Bardzo przepraszam moje nieliczne czytelniczki (jeśli takie w ogóle istnieją), za te haniebną wręcz absencję. Oczywiście nie ma usprawiedliwienia dla tek strasznego czynu, ale spróbuję: jedynym i głównym powodem, dla którego ie pisałam, było to, iż brak mi aparatu, a nie mam najmniejszej ochoty raczyć Was zdjęciami z komórki, które na dokładkę robiłabym sama. Osobiście nie chciałabym takich zdjęć oglądać na niczyim blogu, toteż sama takich nie zamieszczam. Tyle.
Szczęśliwie w niedzielę byłam z Moniką i Żużu na Żydzie.
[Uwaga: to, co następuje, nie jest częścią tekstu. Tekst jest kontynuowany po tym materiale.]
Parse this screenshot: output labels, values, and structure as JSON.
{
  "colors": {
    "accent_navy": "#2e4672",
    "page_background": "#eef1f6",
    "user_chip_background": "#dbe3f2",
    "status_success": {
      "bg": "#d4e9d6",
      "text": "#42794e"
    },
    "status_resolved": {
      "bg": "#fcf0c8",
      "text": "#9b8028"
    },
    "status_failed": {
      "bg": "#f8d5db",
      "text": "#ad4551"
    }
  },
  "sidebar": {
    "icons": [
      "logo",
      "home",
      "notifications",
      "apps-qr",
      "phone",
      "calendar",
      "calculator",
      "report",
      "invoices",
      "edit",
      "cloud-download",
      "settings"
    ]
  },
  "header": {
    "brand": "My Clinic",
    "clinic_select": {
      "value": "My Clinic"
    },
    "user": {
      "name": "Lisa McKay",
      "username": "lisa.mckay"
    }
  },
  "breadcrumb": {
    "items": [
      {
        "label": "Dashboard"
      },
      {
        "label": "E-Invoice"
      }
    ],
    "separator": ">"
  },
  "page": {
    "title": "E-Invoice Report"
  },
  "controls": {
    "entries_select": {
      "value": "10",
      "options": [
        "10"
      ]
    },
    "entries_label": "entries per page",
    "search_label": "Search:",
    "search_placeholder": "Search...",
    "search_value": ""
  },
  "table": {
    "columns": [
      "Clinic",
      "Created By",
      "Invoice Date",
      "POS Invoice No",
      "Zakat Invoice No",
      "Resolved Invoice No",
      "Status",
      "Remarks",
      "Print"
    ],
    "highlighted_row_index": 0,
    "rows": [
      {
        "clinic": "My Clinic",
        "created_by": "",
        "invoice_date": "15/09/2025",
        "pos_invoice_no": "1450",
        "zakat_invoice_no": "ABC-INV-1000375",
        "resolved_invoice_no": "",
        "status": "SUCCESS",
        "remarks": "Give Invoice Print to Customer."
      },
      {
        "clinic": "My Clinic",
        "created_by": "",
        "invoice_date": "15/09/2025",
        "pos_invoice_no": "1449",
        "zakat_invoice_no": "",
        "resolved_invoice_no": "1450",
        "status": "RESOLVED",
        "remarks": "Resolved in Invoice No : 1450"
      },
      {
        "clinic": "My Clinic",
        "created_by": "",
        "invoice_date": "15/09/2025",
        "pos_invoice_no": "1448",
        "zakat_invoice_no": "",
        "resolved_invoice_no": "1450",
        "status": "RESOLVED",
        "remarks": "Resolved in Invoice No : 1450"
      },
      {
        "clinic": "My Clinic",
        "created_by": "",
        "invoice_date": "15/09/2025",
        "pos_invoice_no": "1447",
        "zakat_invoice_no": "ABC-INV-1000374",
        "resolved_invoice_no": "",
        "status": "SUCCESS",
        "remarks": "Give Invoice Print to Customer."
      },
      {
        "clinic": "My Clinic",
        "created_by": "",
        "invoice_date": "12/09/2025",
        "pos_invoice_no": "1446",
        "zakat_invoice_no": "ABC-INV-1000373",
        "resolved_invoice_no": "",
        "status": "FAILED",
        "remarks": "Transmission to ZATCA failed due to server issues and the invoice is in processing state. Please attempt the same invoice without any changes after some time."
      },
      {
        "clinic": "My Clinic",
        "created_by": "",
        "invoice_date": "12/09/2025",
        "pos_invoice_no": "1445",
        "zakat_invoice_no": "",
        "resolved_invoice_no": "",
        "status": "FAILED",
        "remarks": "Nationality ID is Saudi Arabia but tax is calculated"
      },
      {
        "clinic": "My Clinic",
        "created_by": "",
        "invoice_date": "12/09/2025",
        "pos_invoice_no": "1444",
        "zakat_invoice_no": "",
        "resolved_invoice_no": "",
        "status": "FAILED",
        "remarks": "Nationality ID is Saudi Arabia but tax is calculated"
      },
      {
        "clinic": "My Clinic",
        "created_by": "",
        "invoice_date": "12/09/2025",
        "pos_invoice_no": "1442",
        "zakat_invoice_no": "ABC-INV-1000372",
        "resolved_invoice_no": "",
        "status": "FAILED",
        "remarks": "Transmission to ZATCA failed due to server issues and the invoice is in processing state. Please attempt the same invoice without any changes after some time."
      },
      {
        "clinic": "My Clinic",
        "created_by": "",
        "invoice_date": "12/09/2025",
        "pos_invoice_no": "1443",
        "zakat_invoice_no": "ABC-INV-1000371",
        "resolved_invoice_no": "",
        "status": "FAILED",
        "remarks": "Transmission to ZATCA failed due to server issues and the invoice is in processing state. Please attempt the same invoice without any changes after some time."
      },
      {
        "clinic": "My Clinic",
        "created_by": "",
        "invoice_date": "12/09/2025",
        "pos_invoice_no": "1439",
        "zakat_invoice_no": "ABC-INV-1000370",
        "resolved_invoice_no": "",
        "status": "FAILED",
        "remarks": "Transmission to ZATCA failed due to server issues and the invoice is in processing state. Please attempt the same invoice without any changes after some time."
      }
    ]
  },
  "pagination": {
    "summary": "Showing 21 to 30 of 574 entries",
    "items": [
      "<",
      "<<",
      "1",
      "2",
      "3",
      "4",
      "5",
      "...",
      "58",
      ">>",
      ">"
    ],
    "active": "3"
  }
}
Wyłożyłam im swój problem, a dziewczyny ofiarnie się zaoferowały, że zrobią mi zdjęcia raz na jakiś czas :) Jeśli choć minimalnie dotrzymają słowa, to wpisy będą się pojawiać.
Na razie zamieszczam kilka archiwalnych zdjęć, dreadów już dawno nie ma, ale co tam: lepszy rydz, niż nic :)
Zdjęcia wykonał mój Przyjaciel wspaniały Jaśmin Jan.
Koszula: Reserved (kupiona na ciuchach)
Sweterek: kupiony na ciuchach
Spodnie: Reserved (kupione na ciuchach)
Bransoletkę zrobił mi brat, jest zamocowana na stałe :)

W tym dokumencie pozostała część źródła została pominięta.